This is an optimized LZW codec for use with TIFF files.
Most of the code is inlined, and specifics of TIFF usage of LZW
(known size of decompressor output; possible lengths of LZW codes; specified
values for
CLEAR
and
END_OF_INFORMATION
codes)
are taken in account.
Estimating the worst-case size of compressor output:
- The worst case means that there is no compression at all, and every
input byte generates code to output.
- This means that the LZW table will be full (and reset) after reading
each portion of 4096-256-2-1=3837 bytes of input
(first 256 codes are preallocated, 2 codes are used for CLEAR and
END_OF_IFORMATION, 1 code is lost due to original bug in TIFF library
that now is a feature).
- Each full portion of 3837 byte will produce in output:
- 9 bits for CLEAR code;
- 9*253 + 10*512 + 11*1024 + 12*2048 = 43237 bits for character codes.
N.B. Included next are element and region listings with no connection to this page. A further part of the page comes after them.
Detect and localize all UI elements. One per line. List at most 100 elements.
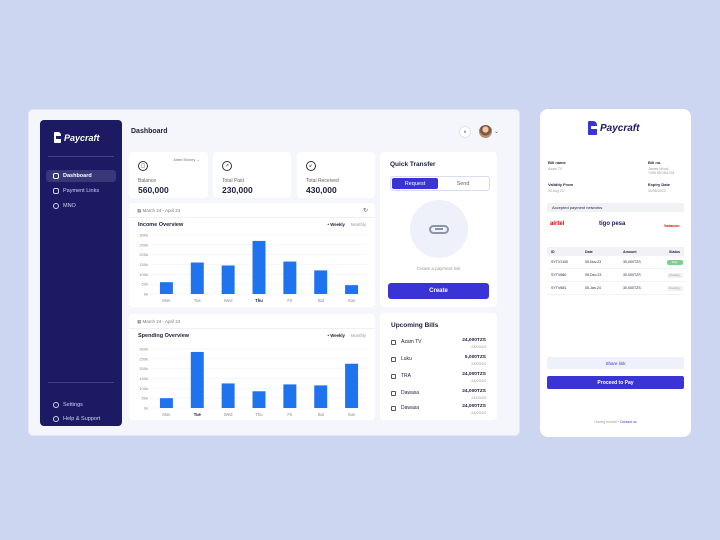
sidebar-item-mno[interactable]: MNO bbox=[46, 200, 116, 212]
brand-name: Paycraft bbox=[64, 132, 100, 143]
bar-thu bbox=[252, 391, 266, 408]
airtel-logo: airtel bbox=[550, 221, 565, 227]
bill-name: Luku bbox=[401, 356, 412, 362]
share-link-button[interactable]: Share link bbox=[547, 357, 684, 369]
x-tick-label: Wed bbox=[224, 298, 233, 303]
bill-name: TRA bbox=[401, 373, 411, 379]
spending-bar-chart: 300k 250k 200k 150k 100k 50k 0k Mon Tue Wed Thu Fri… bbox=[139, 347, 367, 417]
payment-link-panel: Paycraft Bill name Azam TV Bill no. Jame… bbox=[540, 109, 691, 437]
quick-transfer-card: Quick Transfer Request Send Create a pay… bbox=[380, 152, 497, 307]
create-link-hint: Create a payment link bbox=[416, 266, 461, 271]
field-label: Validity From bbox=[548, 182, 574, 187]
bill-name: Azam TV bbox=[401, 339, 422, 345]
refresh-icon[interactable]: ↻ bbox=[362, 208, 368, 214]
toggle-monthly[interactable]: Monthly bbox=[350, 333, 366, 338]
cell-id: SYTV681 bbox=[551, 286, 567, 290]
transfer-mode-segmented: Request Send bbox=[390, 176, 490, 191]
field-label: Expiry Date bbox=[648, 182, 671, 187]
field-value: James Wood +255 657461234 bbox=[648, 166, 675, 175]
table-row[interactable]: SYTV681 05.Jan.24 30,000TZS Pending bbox=[547, 282, 684, 295]
col-header: Date bbox=[585, 249, 593, 254]
avatar[interactable] bbox=[479, 125, 492, 138]
toggle-weekly-label: Weekly bbox=[330, 333, 345, 338]
cell-date: 05.Jan.24 bbox=[585, 286, 601, 290]
proceed-to-pay-button[interactable]: Proceed to Pay bbox=[547, 376, 684, 389]
tab-send[interactable]: Send bbox=[456, 180, 470, 187]
x-tick-label: Sat bbox=[318, 412, 325, 417]
x-tick-label: Tue bbox=[194, 298, 202, 303]
date-range-value: March 24 - April 24 bbox=[142, 319, 181, 324]
col-header: Amount bbox=[623, 249, 637, 254]
list-item[interactable]: Dawasa 24,000TZS 24/03/24 bbox=[391, 404, 486, 418]
paycraft-logo-icon bbox=[588, 121, 598, 135]
bill-amount: 24,000TZS bbox=[462, 389, 486, 394]
x-tick-label: Sun bbox=[348, 298, 356, 303]
bar-mon bbox=[159, 398, 173, 408]
sidebar-item-label: Help & Support bbox=[63, 416, 101, 422]
create-button[interactable]: Create bbox=[388, 283, 489, 299]
stat-value: 560,000 bbox=[138, 185, 169, 195]
sidebar: Paycraft Dashboard Payment Links MNO Set… bbox=[40, 120, 122, 426]
upcoming-bills-title: Upcoming Bills bbox=[391, 322, 439, 329]
chevron-down-icon[interactable]: ⌄ bbox=[494, 129, 500, 135]
sidebar-item-dashboard[interactable]: Dashboard bbox=[46, 170, 116, 182]
quick-transfer-title: Quick Transfer bbox=[390, 161, 436, 168]
toggle-monthly[interactable]: Monthly bbox=[350, 222, 366, 227]
y-tick-label: 100k bbox=[139, 386, 148, 391]
bill-name: Dawasa bbox=[401, 405, 420, 411]
col-header: Status bbox=[669, 249, 680, 254]
bar-thu bbox=[252, 240, 266, 294]
wallet-dropdown[interactable]: Airtel Money ⌄ bbox=[173, 157, 200, 162]
y-tick-label: 250k bbox=[139, 356, 148, 361]
bar-mon bbox=[159, 282, 173, 294]
y-tick-label: 300k bbox=[139, 347, 148, 352]
contact-us-link[interactable]: Contact us bbox=[619, 420, 637, 424]
period-toggle[interactable]: • Weekly Monthly bbox=[328, 222, 366, 227]
y-tick-label: 0k bbox=[144, 292, 148, 297]
y-tick-label: 50k bbox=[142, 396, 148, 401]
sidebar-item-label: MNO bbox=[63, 203, 76, 209]
table-row[interactable]: SYTV1100 05.Nov.23 30,000TZS Paid bbox=[547, 256, 684, 269]
sidebar-item-label: Dashboard bbox=[63, 173, 92, 179]
list-item[interactable]: TRA 24,000TZS 24/03/24 bbox=[391, 372, 486, 386]
tab-request[interactable]: Request bbox=[392, 178, 438, 189]
paycraft-logo-icon bbox=[54, 132, 62, 143]
bell-icon[interactable]: ⚬ bbox=[459, 126, 471, 138]
brand-logo: Paycraft bbox=[588, 121, 639, 135]
bill-date: 24/03/24 bbox=[471, 362, 486, 366]
bill-amount: 5,000TZS bbox=[464, 355, 486, 360]
list-item[interactable]: Azam TV 24,000TZS 24/03/24 bbox=[391, 338, 486, 352]
upcoming-bills-card: Upcoming Bills Azam TV 24,000TZS 24/03/2… bbox=[380, 313, 497, 420]
status-badge: Pending bbox=[666, 272, 683, 278]
bar-wed bbox=[221, 383, 235, 408]
field-label: Bill no. bbox=[648, 160, 662, 165]
arrow-down-icon: ↙ bbox=[306, 161, 316, 171]
bill-amount: 24,000TZS bbox=[462, 404, 486, 409]
bill-date: 24/03/24 bbox=[471, 345, 486, 349]
list-item[interactable]: Dawasa 24,000TZS 24/03/24 bbox=[391, 389, 486, 403]
brand-logo: Paycraft bbox=[54, 132, 100, 143]
status-badge: Pending bbox=[666, 285, 683, 291]
sidebar-divider bbox=[48, 156, 114, 157]
sidebar-item-payment-links[interactable]: Payment Links bbox=[46, 185, 116, 197]
y-tick-label: 150k bbox=[139, 262, 148, 267]
field-value: Azam TV bbox=[548, 166, 563, 171]
wallet-icon: ▢ bbox=[138, 161, 148, 171]
bar-tue bbox=[190, 351, 204, 408]
bar-sun bbox=[345, 285, 359, 294]
list-item[interactable]: Luku 5,000TZS 24/03/24 bbox=[391, 355, 486, 369]
x-tick-label: Mon bbox=[162, 412, 171, 417]
date-range[interactable]: ▦ March 24 - April 24 bbox=[137, 208, 181, 213]
toggle-weekly: • Weekly bbox=[327, 222, 345, 227]
sidebar-item-settings[interactable]: Settings bbox=[46, 399, 116, 411]
date-range[interactable]: ▦ March 24 - April 24 bbox=[137, 319, 181, 324]
card-divider bbox=[129, 217, 375, 218]
x-tick-label: Fri bbox=[287, 298, 292, 303]
toggle-weekly: • Weekly bbox=[327, 333, 345, 338]
y-tick-label: 50k bbox=[142, 282, 148, 287]
table-row[interactable]: SYTV680 05.Dec.23 30,000TZS Pending bbox=[547, 269, 684, 282]
sidebar-item-help[interactable]: Help & Support bbox=[46, 413, 116, 425]
lock-icon bbox=[391, 406, 396, 411]
period-toggle[interactable]: • Weekly Monthly bbox=[328, 333, 366, 338]
bill-name: Dawasa bbox=[401, 390, 420, 396]
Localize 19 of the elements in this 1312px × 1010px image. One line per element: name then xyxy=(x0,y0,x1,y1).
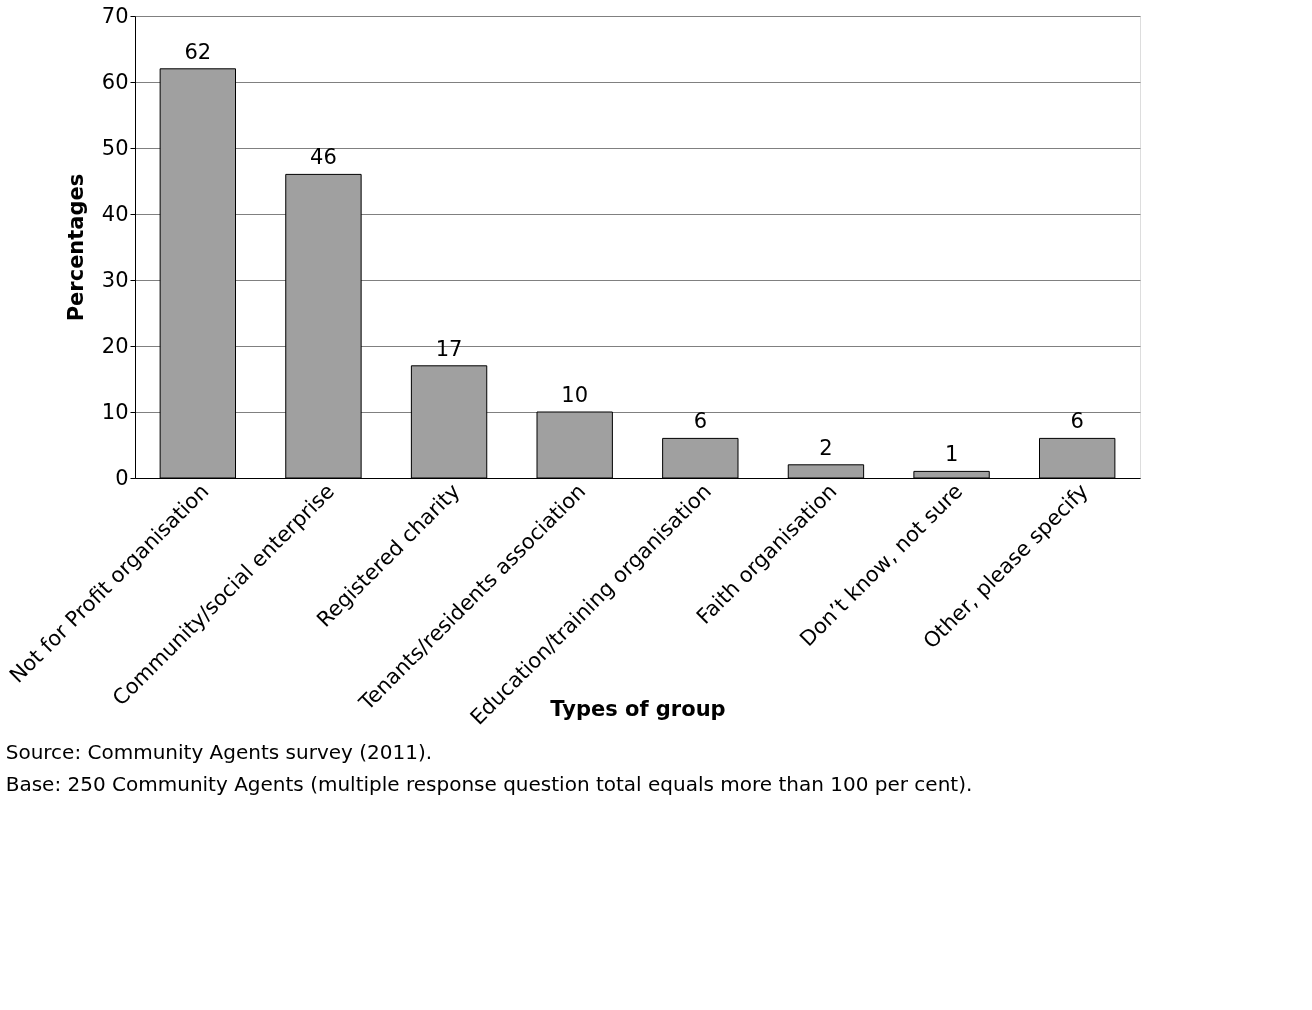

- Let n=3837, m=(number of bytes in the last incomplete portion),
N=(number of bytes in compressed complete portion with CLEAR code),
M=(number of bytes in compressed last incomplete portion).
We have inequalities:
- N <= 1.41 * n
- M <= 1.41 * m
- The last incomplete portion should also include CLEAR and
END_OF_INFORMATION codes; they occupy less than 3 bytes.
Thus, we can claim than the number of bytes in compressed output never
exceeds 1.41*(number of input bytes)+3.